Reviewed by Barry Ergang

In my teens I discovered Ross Macdonald, an author whom I instantly admired and whose works I began accumulating.  Among them was The Wycherly Woman. But after starting to read it, I quit after three or four chapters, thinking it a work atypically and unaccountably dull from this author, but also figuring that I’d give it another shot sometime in the future.  The future was about a year or so later. That time around the novel proved as irresistible as Macdonald’s previous Lew Archer stories long and short had been, and I devoured it. The experience made me realize that mood and expectation almost invariably determine how I respond to reading matter. I’m guessing that many other readers, likely a majority, react the same way, whether to leisure or required material. 

“Okay, but this isn’t a review of The Wycherly Woman,” you say; “it concerns Bootlegger’s Daughter. What’s the connection?”

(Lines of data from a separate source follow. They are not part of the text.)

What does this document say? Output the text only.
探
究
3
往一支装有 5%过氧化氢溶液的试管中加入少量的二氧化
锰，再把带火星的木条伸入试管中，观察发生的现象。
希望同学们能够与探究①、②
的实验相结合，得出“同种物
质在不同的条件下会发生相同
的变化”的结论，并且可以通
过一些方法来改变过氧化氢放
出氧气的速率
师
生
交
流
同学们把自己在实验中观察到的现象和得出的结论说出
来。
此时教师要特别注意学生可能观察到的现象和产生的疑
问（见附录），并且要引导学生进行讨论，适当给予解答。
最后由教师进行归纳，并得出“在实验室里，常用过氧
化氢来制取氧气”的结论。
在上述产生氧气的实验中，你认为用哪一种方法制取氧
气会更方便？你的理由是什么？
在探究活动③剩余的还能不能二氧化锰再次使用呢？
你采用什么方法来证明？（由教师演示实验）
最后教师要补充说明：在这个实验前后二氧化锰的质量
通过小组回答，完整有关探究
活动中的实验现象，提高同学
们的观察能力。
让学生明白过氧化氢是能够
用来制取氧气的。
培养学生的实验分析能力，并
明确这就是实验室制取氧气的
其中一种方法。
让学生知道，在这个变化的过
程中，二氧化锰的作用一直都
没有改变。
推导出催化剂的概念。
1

Bootlegger’s Daughter is the first in a series of mystery novels starring first-person narrator Deborah Knott, the partner of a small law firm in the town of Dobbs, North Carolina, located in the fictional county of Colleton. The book was enthusiastically recommended to me years ago by a former college English instructor who at one point worked for a used-book store and who knew I’m a mystery fan. I bought a paperback copy but, until just recently as of this writing (early August 2017), it languished on a shelf.

The novel’s basic premise concerns Deborah Knott being approached by eighteen-year-old Gayle Whitehead, for whom she babysat when Gayle was a child, and asked to look into the brutal murder of Gayle’s mother Janie when Gayle was three months old. My problem with it is that although this request occurs fairly early in the story, it isn’t until halfway or a little further through that Deborah’s investigation really begins. In between she’s campaigning for a local judgeship. Amid descriptions of her activities at various political rallies, the reader is introduced to a number of personalities who are competing for the same position as well as to various residents of Dobbs and surrounding communities, relatively few of whom have anything to do with the mystery. This is a novel which could benefit from a cast-of-characters list­­­­­­, one confined to people essential to the crux of the story.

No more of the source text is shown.